The caregivers of infants and toddlers with physical disabilities who participated in this study are not a good representation of the general population. A majority of caregivers were middle-class white mothers with a college degree living in a 2-parent household in the suburbs. A more diverse population may not have participated since the survey was administered online and access to a computer or Internet may not have been possible for people from low socioeconomic status or various age or culture groups. Further investigation with a more representative sample may yield different results.
There are also inherent limitations in survey research that was the way in which data were collected in this study. There is often disconnect between what respondents report and what actually occurs (Wilcox, Dugan, et al., 2006). The survey data provide important information as an initial investigation; however, additional research needs to be conducted that utilizes different methodologies in order to yield more accurate results and better represent the general population.

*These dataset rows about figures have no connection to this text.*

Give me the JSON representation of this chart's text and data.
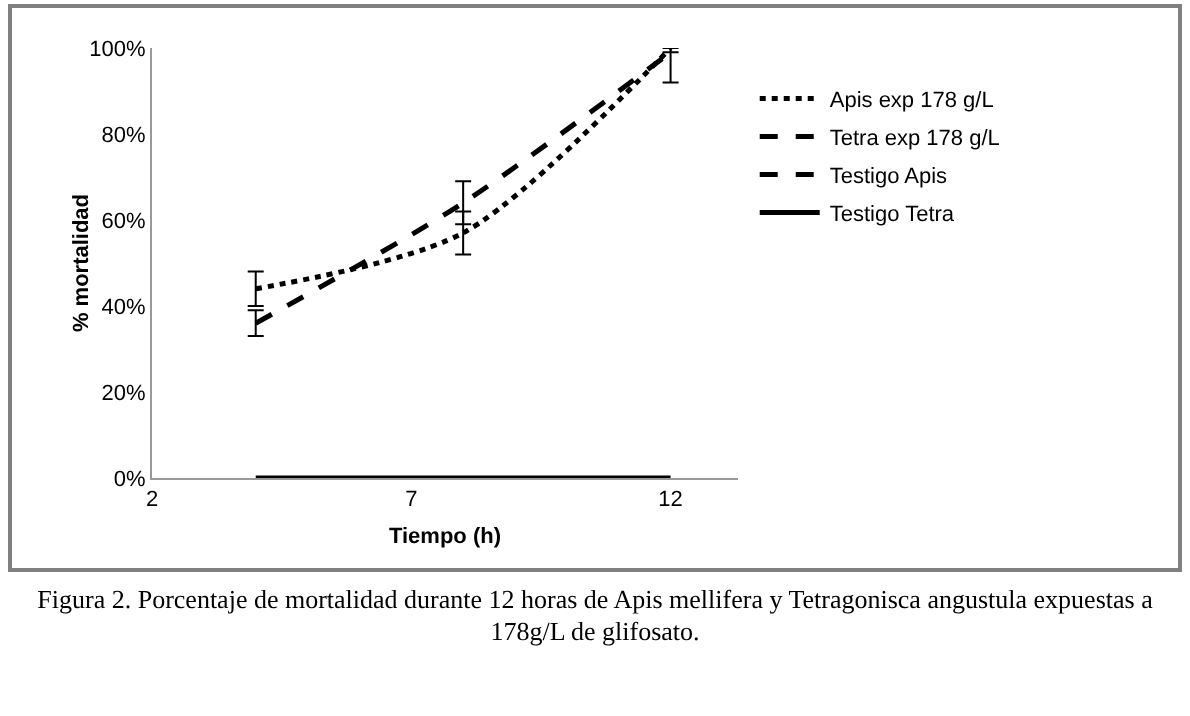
{
  "chart_data": {
    "type": "line",
    "xlabel": "Tiempo (h)",
    "ylabel": "% mortalidad",
    "x": [
      4,
      8,
      12
    ],
    "series": [
      {
        "name": "Apis exp 178 g/L",
        "color": "#000000",
        "line_style": "dotted",
        "values": [
          44,
          57,
          100
        ],
        "errors": [
          4,
          5,
          [
            92,
            100
          ]
        ]
      },
      {
        "name": "Tetra exp 178 g/L",
        "color": "#000000",
        "line_style": "dashed",
        "values": [
          36,
          64,
          99
        ],
        "errors": [
          3,
          5,
          null
        ]
      },
      {
        "name": "Testigo Apis",
        "color": "#000000",
        "line_style": "dashed",
        "values": [
          null,
          null,
          null
        ]
      },
      {
        "name": "Testigo Tetra",
        "color": "#000000",
        "line_style": "solid",
        "values": [
          0,
          0,
          0
        ]
      }
    ],
    "xlim": [
      2,
      13.3
    ],
    "xticks": [
      2,
      7,
      12
    ],
    "ylim": [
      0,
      100
    ],
    "yticks": [
      {
        "value": 0,
        "label": "0%"
      },
      {
        "value": 20,
        "label": "20%"
      },
      {
        "value": 40,
        "label": "40%"
      },
      {
        "value": 60,
        "label": "60%"
      },
      {
        "value": 80,
        "label": "80%"
      },
      {
        "value": 100,
        "label": "100%"
      }
    ],
    "grid": false,
    "legend": "right",
    "marker": "none",
    "annotations": [
      "Figura 2. Porcentaje de mortalidad durante 12 horas de Apis mellifera y Tetragonisca angustula expuestas a 178g/L de glifosato."
    ]
  }
}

Information resulting from this study offers a starting base on which to build additional research studies. Qualitative methodologies such as interviews or focus groups provide a way in which a greater depth of information could be obtained. For example, interviews with caregivers may result in more information about assistive technology including how the early interventionist introduced the device, how the device is used, and other devices or methods used by the caregiver to find a successful solution. Direct observation methods would also be useful in eliminating the disconnect between what is reported by caregivers and what is actually occurring by allowing researchers to identify strategies that providers use to explain and teach use of assistive technology to caregivers. Similarly, conducting interviews and focus groups with providers would provide information about how they have been trained and how they teach caregivers to use assistive technology within activities/routines.

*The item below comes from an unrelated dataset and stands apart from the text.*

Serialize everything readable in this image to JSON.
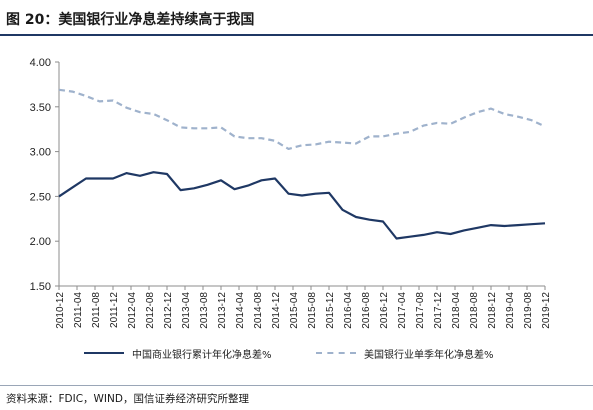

Assistive technology continues to be underutilized, which suggests that traditional methods of disseminating information are not effectively reaching targeted audiences. Finding ways in which information can be better disseminated to early intervention providers may be 1 strategy to help increase the use of assistive technology. Early intervention providers need to receive updated information about assistive technology, receive training on how to use it in order to increase their competency, and be educated on how to best support caregivers when using assistive technology. The benefits of assistive technology have been established; however, more information on its specific uses with infants and toddlers is needed. Strategies for increasing assistive technology use are also needed so that underutilization and abandonment do not continue to be reported trends.